Individuals suffering minor leg injuries are at increased risk for blood clots, a recent study shows. This risk applies primarily to deep venous thrombosis (DVT – a blood clot in the leg), and pulmonary embolisms (a clot that has traveled to the lungs) were studied as well.
Examples of minor leg injuries considered in the study are ruptures of the sural muscle (“tennis legs”), knee ligament ruptures, and knee and ankle sprains. The latter two were found to be associated with DVT to a lesser extent than tennis legs and knee ligament ruptures.
DVT is a condition that affects, on average, one to three people per 1,000, and is fatal to upwards of 5% of those with DVT, primarily due to pulmonary embolisms. With increasing world rates of obesity, strokes and other medical conditions, DVT is expected to be a persistent and increasing problem.
According to the study, which was conducted on 2,471 patients at Leiden University, Netherlands, 289 patients (11.7%), had suffered minor injuries within three months of venous thrombosis diagnosis, with the greatest connection being injuries within four weeks of diagnosis. 237 (82%) of these minor injuries occurred in the legs. Participants ranged from 18 to 70 years in age.
This is in comparison to only 154 (4.4%) of those 3,534 in the control group (subjects in the same study without DVT), which is just over one third of the percentage of patients in the experimental group (those being considered for minor leg injuries that did have DVT). In the control group, 78 (50.6%), of the 154 injuries occurred in the legs, again showing the connection between leg injuries and DVT in the experimental group.

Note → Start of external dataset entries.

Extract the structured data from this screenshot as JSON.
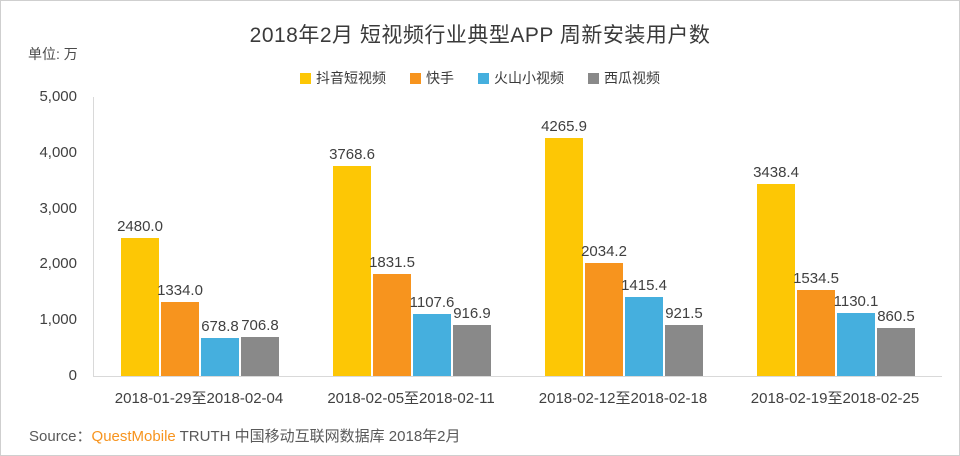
{
  "title": "2018年2月 短视频行业典型APP 周新安装用户数",
  "unit_label": "单位: 万",
  "source": {
    "prefix": "Source：",
    "brand": "QuestMobile",
    "rest": " TRUTH 中国移动互联网数据库 2018年2月"
  },
  "colors": {
    "douyin_yellow": "#FDC705",
    "kuaishou_orange": "#F7941E",
    "huoshan_blue": "#45AFDE",
    "xigua_gray": "#898989",
    "axis_line": "#D9D9D9",
    "text_dark": "#404040",
    "source_text": "#595959"
  },
  "chart_data": {
    "type": "bar",
    "title": "2018年2月 短视频行业典型APP 周新安装用户数",
    "unit": "万",
    "categories": [
      "2018-01-29至2018-02-04",
      "2018-02-05至2018-02-11",
      "2018-02-12至2018-02-18",
      "2018-02-19至2018-02-25"
    ],
    "series": [
      {
        "name": "抖音短视频",
        "color": "#FDC705",
        "values": [
          2480.0,
          3768.6,
          4265.9,
          3438.4
        ]
      },
      {
        "name": "快手",
        "color": "#F7941E",
        "values": [
          1334.0,
          1831.5,
          2034.2,
          1534.5
        ]
      },
      {
        "name": "火山小视频",
        "color": "#45AFDE",
        "values": [
          678.8,
          1107.6,
          1415.4,
          1130.1
        ]
      },
      {
        "name": "西瓜视频",
        "color": "#898989",
        "values": [
          706.8,
          916.9,
          921.5,
          860.5
        ]
      }
    ],
    "ylim": [
      0,
      5000
    ],
    "yticks": [
      0,
      1000,
      2000,
      3000,
      4000,
      5000
    ],
    "ytick_labels": [
      "0",
      "1,000",
      "2,000",
      "3,000",
      "4,000",
      "5,000"
    ],
    "grid": false,
    "legend_position": "top",
    "value_labels": true,
    "value_label_decimals": 1
  }
}
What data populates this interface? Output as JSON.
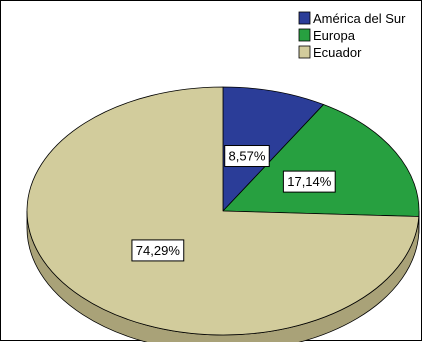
{
  "chart_data": {
    "type": "pie",
    "title": "",
    "categories": [
      "América del Sur",
      "Europa",
      "Ecuador"
    ],
    "values": [
      8.57,
      17.14,
      74.29
    ],
    "data_labels": [
      "8,57%",
      "17,14%",
      "74,29%"
    ],
    "colors": [
      "#2b3d98",
      "#27a040",
      "#d2cc9c"
    ],
    "shadow_colors": [
      "#1c2a6e",
      "#1b7530",
      "#a9a278"
    ],
    "legend_placement": "top-right",
    "three_d": true
  }
}
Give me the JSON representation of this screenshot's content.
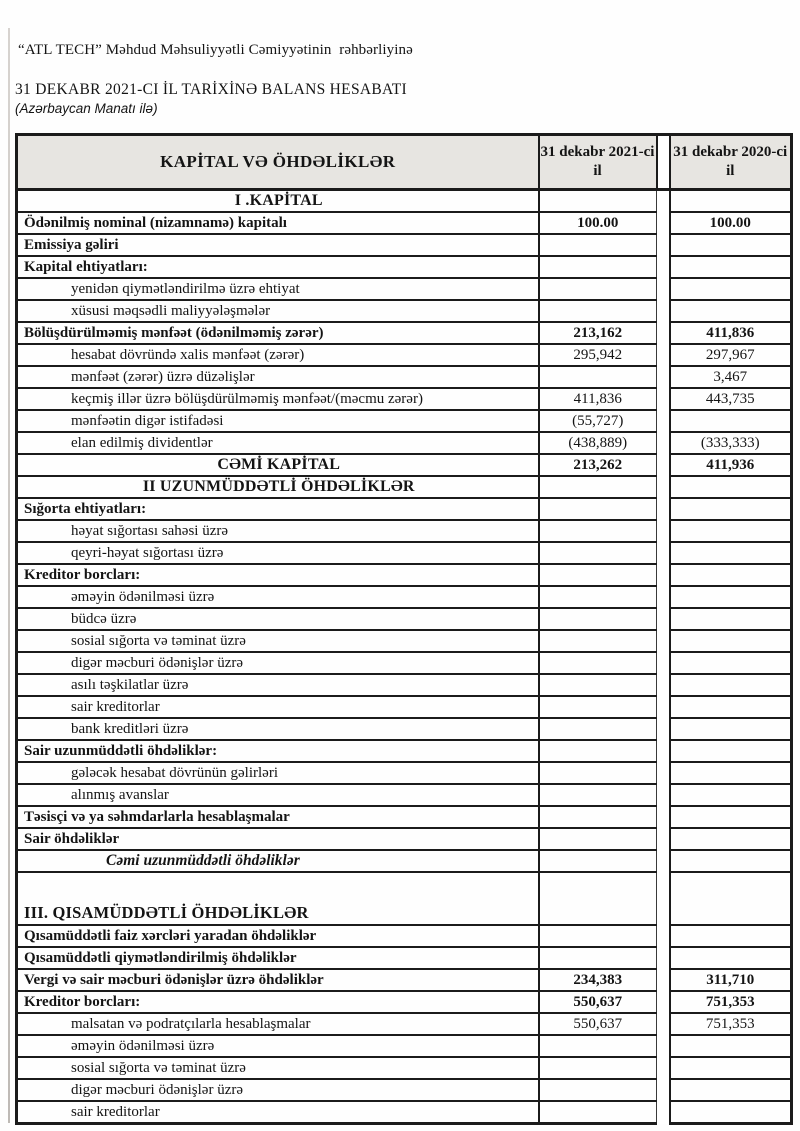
{
  "page": {
    "addressee": "“ATL TECH” Məhdud Məhsuliyyətli Cəmiyyətinin  rəhbərliyinə",
    "title": "31 DEKABR 2021-CI İL TARİXİNƏ BALANS HESABATI",
    "currency_note": "(Azərbaycan Manatı ilə)"
  },
  "colors": {
    "border": "#1b1b1b",
    "header_bg": "#e7e5e1",
    "text": "#141414"
  },
  "table": {
    "columns": [
      "KAPİTAL VƏ ÖHDƏLİKLƏR",
      "31 dekabr 2021-ci il",
      "31 dekabr 2020-ci il"
    ],
    "rows": [
      {
        "label": "I .KAPİTAL",
        "v1": "",
        "v2": "",
        "cls": "sec-center"
      },
      {
        "label": "Ödənilmiş nominal (nizamnamə) kapitalı",
        "v1": "100.00",
        "v2": "100.00",
        "cls": "vb"
      },
      {
        "label": "Emissiya gəliri",
        "v1": "",
        "v2": "",
        "cls": ""
      },
      {
        "label": "Kapital ehtiyatları:",
        "v1": "",
        "v2": "",
        "cls": ""
      },
      {
        "label": "yenidən qiymətləndirilmə üzrə ehtiyat",
        "v1": "",
        "v2": "",
        "cls": "sub"
      },
      {
        "label": "xüsusi məqsədli maliyyələşmələr",
        "v1": "",
        "v2": "",
        "cls": "sub"
      },
      {
        "label": "Bölüşdürülməmiş mənfəət (ödənilməmiş zərər)",
        "v1": "213,162",
        "v2": "411,836",
        "cls": "vb"
      },
      {
        "label": "hesabat dövründə xalis mənfəət (zərər)",
        "v1": "295,942",
        "v2": "297,967",
        "cls": "sub"
      },
      {
        "label": "mənfəət (zərər) üzrə düzəlişlər",
        "v1": "",
        "v2": "3,467",
        "cls": "sub"
      },
      {
        "label": "keçmiş illər üzrə bölüşdürülməmiş mənfəət/(məcmu zərər)",
        "v1": "411,836",
        "v2": "443,735",
        "cls": "sub"
      },
      {
        "label": "mənfəətin digər istifadəsi",
        "v1": "(55,727)",
        "v2": "",
        "cls": "sub"
      },
      {
        "label": "elan edilmiş dividentlər",
        "v1": "(438,889)",
        "v2": "(333,333)",
        "cls": "sub"
      },
      {
        "label": "CƏMİ KAPİTAL",
        "v1": "213,262",
        "v2": "411,936",
        "cls": "sec-center vb"
      },
      {
        "label": "II UZUNMÜDDƏTLİ ÖHDƏLİKLƏR",
        "v1": "",
        "v2": "",
        "cls": "sec-center"
      },
      {
        "label": "Sığorta ehtiyatları:",
        "v1": "",
        "v2": "",
        "cls": ""
      },
      {
        "label": "həyat sığortası sahəsi üzrə",
        "v1": "",
        "v2": "",
        "cls": "sub"
      },
      {
        "label": "qeyri-həyat sığortası üzrə",
        "v1": "",
        "v2": "",
        "cls": "sub"
      },
      {
        "label": "Kreditor borcları:",
        "v1": "",
        "v2": "",
        "cls": ""
      },
      {
        "label": "əməyin ödənilməsi üzrə",
        "v1": "",
        "v2": "",
        "cls": "sub"
      },
      {
        "label": "büdcə üzrə",
        "v1": "",
        "v2": "",
        "cls": "sub"
      },
      {
        "label": "sosial sığorta və təminat üzrə",
        "v1": "",
        "v2": "",
        "cls": "sub"
      },
      {
        "label": "digər məcburi ödənişlər üzrə",
        "v1": "",
        "v2": "",
        "cls": "sub"
      },
      {
        "label": "asılı təşkilatlar üzrə",
        "v1": "",
        "v2": "",
        "cls": "sub"
      },
      {
        "label": "sair kreditorlar",
        "v1": "",
        "v2": "",
        "cls": "sub"
      },
      {
        "label": "bank kreditləri üzrə",
        "v1": "",
        "v2": "",
        "cls": "sub"
      },
      {
        "label": "Sair uzunmüddətli öhdəliklər:",
        "v1": "",
        "v2": "",
        "cls": ""
      },
      {
        "label": "gələcək hesabat dövrünün gəlirləri",
        "v1": "",
        "v2": "",
        "cls": "sub"
      },
      {
        "label": "alınmış avanslar",
        "v1": "",
        "v2": "",
        "cls": "sub"
      },
      {
        "label": "Təsisçi və ya səhmdarlarla hesablaşmalar",
        "v1": "",
        "v2": "",
        "cls": ""
      },
      {
        "label": "Sair öhdəliklər",
        "v1": "",
        "v2": "",
        "cls": ""
      },
      {
        "label": "Cəmi uzunmüddətli öhdəliklər",
        "v1": "",
        "v2": "",
        "cls": "total-italic"
      },
      {
        "label": "III. QISAMÜDDƏTLİ ÖHDƏLİKLƏR",
        "v1": "",
        "v2": "",
        "cls": "sec3"
      },
      {
        "label": "Qısamüddətli faiz xərcləri yaradan öhdəliklər",
        "v1": "",
        "v2": "",
        "cls": ""
      },
      {
        "label": "Qısamüddətli qiymətləndirilmiş öhdəliklər",
        "v1": "",
        "v2": "",
        "cls": ""
      },
      {
        "label": "Vergi və sair məcburi ödənişlər üzrə öhdəliklər",
        "v1": "234,383",
        "v2": "311,710",
        "cls": "vb"
      },
      {
        "label": "Kreditor borcları:",
        "v1": "550,637",
        "v2": "751,353",
        "cls": "vb"
      },
      {
        "label": "malsatan və podratçılarla hesablaşmalar",
        "v1": "550,637",
        "v2": "751,353",
        "cls": "sub"
      },
      {
        "label": "əməyin ödənilməsi üzrə",
        "v1": "",
        "v2": "",
        "cls": "sub"
      },
      {
        "label": "sosial sığorta və təminat üzrə",
        "v1": "",
        "v2": "",
        "cls": "sub"
      },
      {
        "label": "digər məcburi ödənişlər üzrə",
        "v1": "",
        "v2": "",
        "cls": "sub"
      },
      {
        "label": "sair kreditorlar",
        "v1": "",
        "v2": "",
        "cls": "sub"
      }
    ]
  }
}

Those with a genetic link to venous thrombosis (technically labeled as “factor V Leiden carriers”), were most likely to have blood clots develop following minor leg injuries. The study states that “A 50-fold increased risk was found in factor V Leiden carriers with a leg injury compared with non-carriers without injury.”
There are other factors that increase the risk of developing DVT, many due to poor blood circulation (such as stroke, surgery, obesity, advanced age, or excessive bed rest), and these groups too are more effected by minor leg injuries than those with good blood circulation.
The results of this study are potentially very helpful for doctors in recognizing the risk for DVT. If a doctor encounters a patient with a minor leg injury that has a family history of DVT, is obese, a stroke victim, or any other “high-risk” condition mentioned above, they will know there is a high risk in DVT resulting. Armed with this knowledge, preventative treatment for DVT can be administered early.